Не отвечая, я тускло улыбаюсь, обнимаю его за шею и носом утыкаюсь в его плечо.
Глава 16. МЫ УВИДИМСЯ ОПЯТЬ
I'll be seeing you again
I'll be seeing you in Hell…[5]
Искоса посматривая в мою сторону, Никита насухо протирает зеркально чистый стакан, скупо поджимает тонкие губы и в конце концов не выдерживает:
— Хой, дорогая! Вообще-то, я никуда отсюда не делся.
— Да ну? — я подпираю кулаком щеку и принимаюсь беззастенчиво рассматривать своего занятого друга. — В самом деле… Хочешь об этом поговорить?
Он лишь усмехается, неустанно качая головой, и тянется к следующему стакану, стенки которого покрыты бесчисленными каплями воды.
— А
Вздыхаю:
— Ни о чем. Мне нравится наблюдать за твоей работой.
— Особенно, когда самой нечего делать? — подсказывает Никита.
Лениво вытягиваю перед собой ладонь, совсем чуть-чуть не дотягиваясь до его плеча.

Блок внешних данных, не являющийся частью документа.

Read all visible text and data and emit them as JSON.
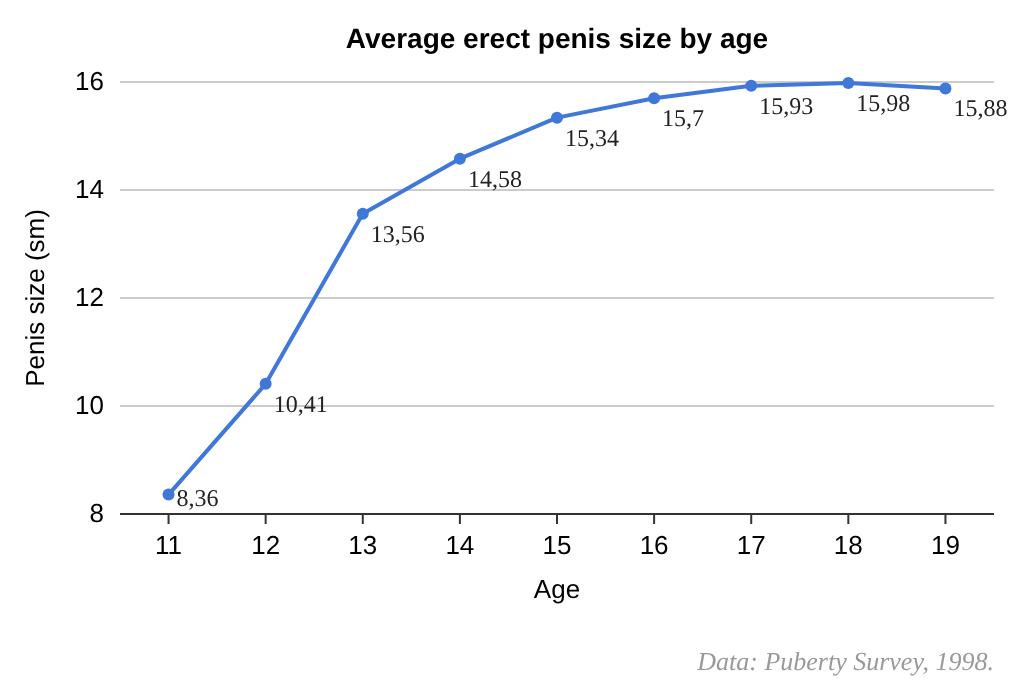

— Даже не думай о том, что я стану тебе помогать, — Никита смеется, а я притворно хмурю брови и все-таки пинаю его кулаком в плечо, правда, для этого мне едва ли не приходится растянуться на стойке. — И вообще, где-то тут ходит Стевич. Пока у него не возникнет претензий к моему безделью, я имею полное право ничего не делать.
— Ух ты! Завидую, — Никита бросает взгляд мимо меня в самую глубь беснующегося зала, негромко вздыхает и отставляет очередной отполированный стакан на прежнее место. Приблизившись, останавливается рядом со мной, устраивает локти на барной стойке, подмигивает заговорщицки. — Кстати, Стевич уже битых полчаса крутится в зале на одном месте. А ты настолько погрязла где-то в своих мыслях, что даже не замечаешь наступления главного события этого вечера.
— Главного события? — переспрашиваю в некотором замешательстве, разглядывая крупный тоннель в его ухе.
Никита согласно кивает, выпрямляется и, отодвинувшись от меня, указывает подбородком куда-то вглубь зала, пронзенного ломаным светом красных ультрафиолетовых ламп. Заинтригованная, я поворачиваю голову и почти сразу замечаю нашего Стевича в компании уже знакомой нам с Ником высокой женщины, стройную фигуру которой обтягивает ярко-красный корсет, плавно переходящий в длинную черную юбку с узким разрезом вдоль ноги. Ее длинные волосы с красноватым отливом уложены в пышную прическу на затылке, отдаленно напомнившую мне укладку знаменитых дам с картинок учебников по истории. Она сама словно сошла с портрета какого-нибудь именитого художника, не пожалевшего для своего творения самых лучших, сочных и ярких красок. Эта женщина, бесспорно, из тех редких особ, которые притягивают к себе посторонние взгляды, не прилагая к тому никаких видимых усилий. Даже сам хозяин Клуба Почитателей Тлена, обычно хмурый и неприветливый к чужакам, теперь улыбается, осторожно поддерживая за локоть свою обворожительную спутницу.
— Графиня Батори[6] собственной персоной, — шепчет мне на ухо Никита, пока я рассматриваю женщину, не слишком стараясь замаскировать свое явное любопытство.
Это прозвище мой друг негласно закрепил за ней еще в тот день, когда Стевич, немного помявшись для порядка, все же представил нам свою «близкую подругу», как сам ее и окрестил. На самом деле женщину звали Елизавета, и о чем бы там ни болтал впечатлительный Никита, мне очень хотелось верить, что секрет ее поразительной красоты не имеет ничего общего с вампиризмом, истязаниями невинных девушек и давним рецептом принятия кровавых ванн.
— А ты говорил, что она больше сюда не вернется, — напоминаю ему, не отрывая взгляда от спутницы Стевича.